The second measurement development grant has been awarded to a team at Boston University, led by Stephanie Curenton, to support the continued development of the ACES-Snapshot (Assessing Classroom Sociocultural Equity Scale), a classroom observation instrument that provides information regarding how best to ensure that racially minoritized children, such as Blacks, Latinx, Asian/Pacific Islanders, and Native Americans, are being provided with equitable learning opportunities. As interactions and learning opportunities are critical for children’s achievement, there is a need for a tool to support teachers focused attention on children who have historically been excluded from fully benefiting from classroom learning experience. An important goal of this work is to refine and validate the measure for use in Montessori classrooms. This is particularly critical as the same behaviors can have very different meanings in different contexts.

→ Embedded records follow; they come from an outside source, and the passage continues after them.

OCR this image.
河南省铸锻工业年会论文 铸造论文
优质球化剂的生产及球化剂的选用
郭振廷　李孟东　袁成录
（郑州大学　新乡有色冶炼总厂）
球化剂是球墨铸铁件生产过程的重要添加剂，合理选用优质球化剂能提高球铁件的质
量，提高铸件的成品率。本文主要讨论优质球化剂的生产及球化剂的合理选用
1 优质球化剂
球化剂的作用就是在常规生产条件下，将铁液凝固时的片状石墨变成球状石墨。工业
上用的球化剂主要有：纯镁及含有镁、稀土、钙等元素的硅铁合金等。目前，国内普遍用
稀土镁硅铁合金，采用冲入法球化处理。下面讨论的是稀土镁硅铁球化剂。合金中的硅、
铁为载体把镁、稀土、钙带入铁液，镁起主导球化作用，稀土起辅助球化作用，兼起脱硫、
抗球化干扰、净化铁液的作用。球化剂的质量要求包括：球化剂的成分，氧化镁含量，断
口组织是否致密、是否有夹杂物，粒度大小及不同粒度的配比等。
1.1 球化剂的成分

Much of the current push to expand public pre-K is driven by the goal of increasing access to early learning environments that set the foundation for life-long learning. As these early educational systems are being developed and expanded, it is the hope of the BEF Board that the information learned from this initiative will inform this work so that equitable learning opportunities can be provided for all children and the opportunity and achievement gaps are eliminated. We seek to use the results from this study to ensure that policies and practices focused on strengthening early childhood education, and education writ large, is done with the ultimate goal of reducing economic and racial disparities and simultaneously ensuring that all children are meeting their potential from birth through adulthood.
Elizabeth Pungello Bruno, PhD, is the President of the Brady Education Foundation (BEF). She is also a former Montessori student and Montessori parent.
Barbara Crockett is the Executive Director of BEF. She is a former Montessori teacher, principal and parent.
Iheoma U. Iruka, PhD, is the Chief Research Innovation Officer and Director of the Center for Early Education Research and Evaluation at HighScope Education Research Foundation, as well as a BEF Board Member, a Montessori parent, and a partner with the National Center for Montessori in the Public sector as a Senior Researcher.